Multi-line bash script in yaml for EC2 Image Builder

Question

I'm trying to create a custom component document. While I've tested the yaml file using various yaml linters, EC2 Image builder is complaining with the below error

Failed to create component. Fix the error(s) and try again:
The value supplied for parameter 'data' is not valid. Parsing step 'ConfigureMySQL' in phase 'build' failed. Error: line 4: cannot unmarshal map into string.

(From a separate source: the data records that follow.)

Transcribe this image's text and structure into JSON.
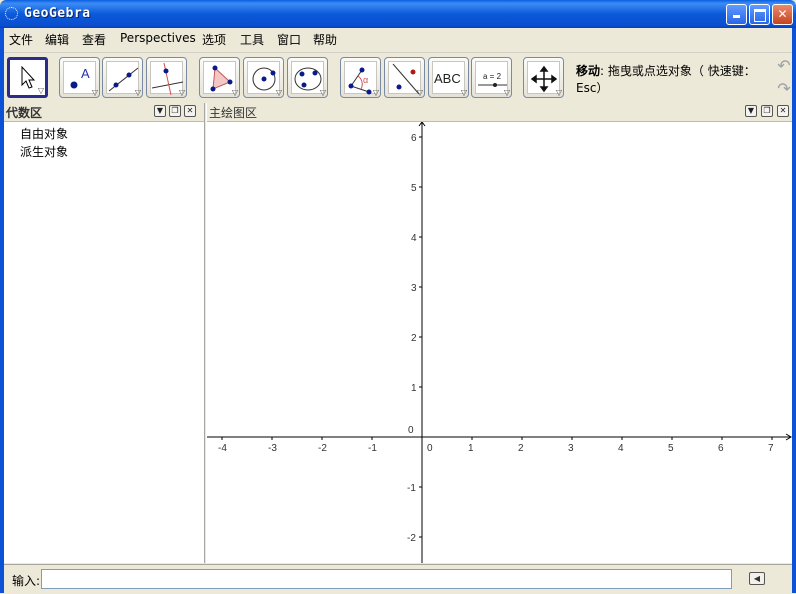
{
  "window": {
    "title": "GeoGebra",
    "buttons": {
      "minimize": "_",
      "maximize": "□",
      "close": "✕"
    }
  },
  "menu": [
    "文件",
    "编辑",
    "查看",
    "Perspectives",
    "选项",
    "工具",
    "窗口",
    "帮助"
  ],
  "toolbar": {
    "tools": [
      {
        "name": "move-tool",
        "selected": true
      },
      {
        "name": "new-point-tool",
        "label": "A"
      },
      {
        "name": "line-through-two-points-tool"
      },
      {
        "name": "perpendicular-line-tool"
      },
      {
        "name": "polygon-tool"
      },
      {
        "name": "circle-center-point-tool"
      },
      {
        "name": "conic-through-five-points-tool"
      },
      {
        "name": "angle-tool",
        "label": "α"
      },
      {
        "name": "reflect-about-line-tool"
      },
      {
        "name": "insert-text-tool",
        "label": "ABC"
      },
      {
        "name": "slider-tool",
        "label": "a = 2"
      },
      {
        "name": "move-graphics-view-tool"
      }
    ],
    "help_bold": "移动",
    "help_text": ": 拖曳或点选对象（ 快速键：Esc）"
  },
  "algebra_view": {
    "title": "代数区",
    "items": [
      "自由对象",
      "派生对象"
    ]
  },
  "graphics_view": {
    "title": "主绘图区",
    "x_ticks": [
      "-4",
      "-3",
      "-2",
      "-1",
      "0",
      "1",
      "2",
      "3",
      "4",
      "5",
      "6",
      "7"
    ],
    "y_ticks": [
      "6",
      "5",
      "4",
      "3",
      "2",
      "1",
      "0",
      "-1",
      "-2"
    ],
    "origin_label": "0"
  },
  "input_bar": {
    "label": "输入:",
    "value": ""
  }
}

And I'm unable to figure out what is wrong with my yaml file

name: MyJavaAppTestDocument
description: This is JavaApp Document
schemaVersion: 1.0

phases:
  - name: build
    steps:
      - name: InstallSoftware
        action: ExecuteBash
        inputs:
          commands:
            - sudo yum update -y
            - sudo yum install -y java-1.8.0
            - sudo amazon-linux-extras install -y tomcat8.5
            - sudo yum install -y https://dev.mysql.com/get/mysql57-community-release-el7-11.noarch.rpm
            - sudo yum install -y mysql-community-server
      
      - name: ConfigureTomcat
        action: ExecuteBash
        inputs:
          commands:
            - sudo sed -i 's/<\/tomcat-users>/\n<role rolename="manager-gui"\/>\n  <role 
              rolename="manager-script"\/>\n  <role rolename="admin-gui"\/>\n  <user username="admin" 
              password="admin" roles="manager-gui,manager-script,admin-gui"\/>\n<\/tomcat-users>/' 
              /etc/tomcat/tomcat-users.xml
            - sudo systemctl start tomcat
            - sudo systemctl enable tomcat
      
      - name: ConfigureMySQL
        action: ExecuteBash
        inputs:
          commands:
            - sudo systemctl start mysqld
            - sudo systemctl enable mysqld
            - mysqlpass=$(sudo grep 'temporary password' /var/log/mysqld.log | sed 's/.*root@localhost: //')
            - mysql -u root -p$mysqlpass --connect-expired-password -h localhost -e "ALTER USER 'root'@'localhost' IDENTIFIED BY 'whyDoTh1s@2020'"
            - |
              sudo cat <<EoF > /tmp/mysql-create-user.sql
              CREATE USER 'admin'@'%' IDENTIFIED BY 'whyDoTh1s@2020';
              GRANT ALL PRIVILEGES ON *.* TO 'admin'@'%' WITH GRANT OPTION;
              EoF

            - sudo mysql -u root -pwhyDoTh1s@2020 -h localhost < /tmp/mysql-create-user.sql

Appreciate if someone could help me find the error. The objective is to build an AMI with pre-configured software and settings.

Answer 1

Although @micah-l-c answer can help in OP's case.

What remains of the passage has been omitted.